Awesome, been a long time coming!!

Other than the minor observation of changing "of function" to "to", I'm inclined to accept this patch. We definitely should describe what the value IS, not just what is should be (aside from the cases concerning nullness, I think they are fine as-is), but seems to be another can of worms deserving of its own patch.

The reason why I'd solve the description of the argument separately is that other checkers also suffer from this problem (alpha.security.ArrayBoundV2, hello), and it opens conversations such as "What if we can't sensibly describe that value?", and on occasions, we have felt that the go-to solution should be just suppressing the warning. But then again, its an intentional false negative.

clang/lib/StaticAnalyzer/Checkers/StdLibraryFunctionsChecker.cpp
915–917

Looking at the tests, the word 'function' may be redundant and unnecessary.

932–953

Here too.

966–969

Here too.

980

We are saying what the value should be, but neglect to say what it is instead. Something like this would be good:

"The value of the 1st argument to _nonnull should be equal to or less then 10, but is 11".

This is what I (and many of our users IIRC) miss in checker messages, like in those where we are supposed to describe what the value of the index is (besides it causing a buffer overflow).

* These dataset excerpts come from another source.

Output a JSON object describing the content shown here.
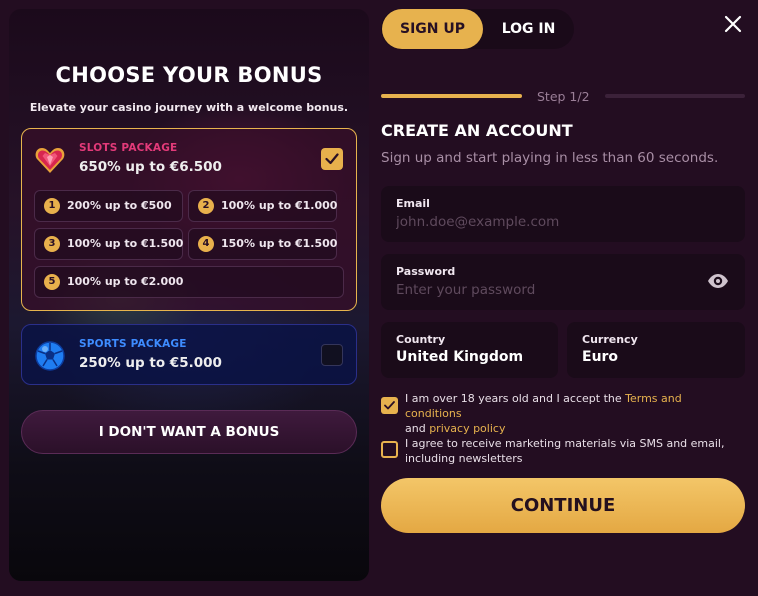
{
  "bonus": {
    "title": "CHOOSE YOUR BONUS",
    "subtitle": "Elevate your casino journey with a welcome bonus.",
    "slots_package": {
      "label": "SLOTS PACKAGE",
      "value": "650% up to €6.500",
      "selected": true,
      "icon": "heart-gem-icon",
      "offers": [
        {
          "num": "1",
          "text": "200% up to €500"
        },
        {
          "num": "2",
          "text": "100% up to €1.000"
        },
        {
          "num": "3",
          "text": "100% up to €1.500"
        },
        {
          "num": "4",
          "text": "150% up to €1.500"
        },
        {
          "num": "5",
          "text": "100% up to €2.000"
        }
      ]
    },
    "sports_package": {
      "label": "SPORTS PACKAGE",
      "value": "250% up to €5.000",
      "selected": false,
      "icon": "soccer-ball-icon"
    },
    "no_bonus_label": "I DON'T WANT A BONUS"
  },
  "auth": {
    "tabs": [
      {
        "label": "SIGN UP",
        "active": true
      },
      {
        "label": "LOG IN",
        "active": false
      }
    ],
    "step_label": "Step 1/2",
    "step_progress": 0.5,
    "title": "CREATE AN ACCOUNT",
    "subtitle": "Sign up and start playing in less than 60 seconds.",
    "email": {
      "label": "Email",
      "placeholder": "john.doe@example.com",
      "value": ""
    },
    "password": {
      "label": "Password",
      "placeholder": "Enter your password",
      "value": ""
    },
    "country": {
      "label": "Country",
      "value": "United Kingdom"
    },
    "currency": {
      "label": "Currency",
      "value": "Euro"
    },
    "terms": {
      "checked": true,
      "text_before": "I am over 18 years old and I accept the ",
      "link1": "Terms and conditions",
      "text_mid": "and ",
      "link2": "privacy policy"
    },
    "marketing": {
      "checked": false,
      "text": "I agree to receive marketing materials via SMS and email, including newsletters"
    },
    "continue_label": "CONTINUE"
  },
  "colors": {
    "accent": "#e7b24e",
    "background": "#230d21",
    "slots_label": "#e23a79",
    "sports_label": "#3e8cff"
  }
}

I had the plan to add a note that tells the value that is out of range. In the most simple case it can work if we have a fixed value. But this may be the most obvious from the code too. Otherwise a new function can be added that can print the assumed constraint ranges.

balazske updated this revision to Diff 495042.Feb 6 2023, 2:08 AM

Replaced "of function" with "to" in checker messages.

Probably it is not always useful to explain why the argument is wrong. In cases when we can find out that the value is exactly between two consecutive valid ranges we can display a note, or when the exact value is known. Otherwise it may end up in something like "the value should be between 1 and 4 or between 6 and 10, but it is less than 1 or exactly 5 or greater than 10". The "good" cases are (when more information is available): "the value is less than 1", "the value is 5", "the value is greater than 10". If two bad ranges are known it may be OK too: "the value is less than 1 or it is exactly 5". The explanation may be possible to implement by test assumes for the negated ranges.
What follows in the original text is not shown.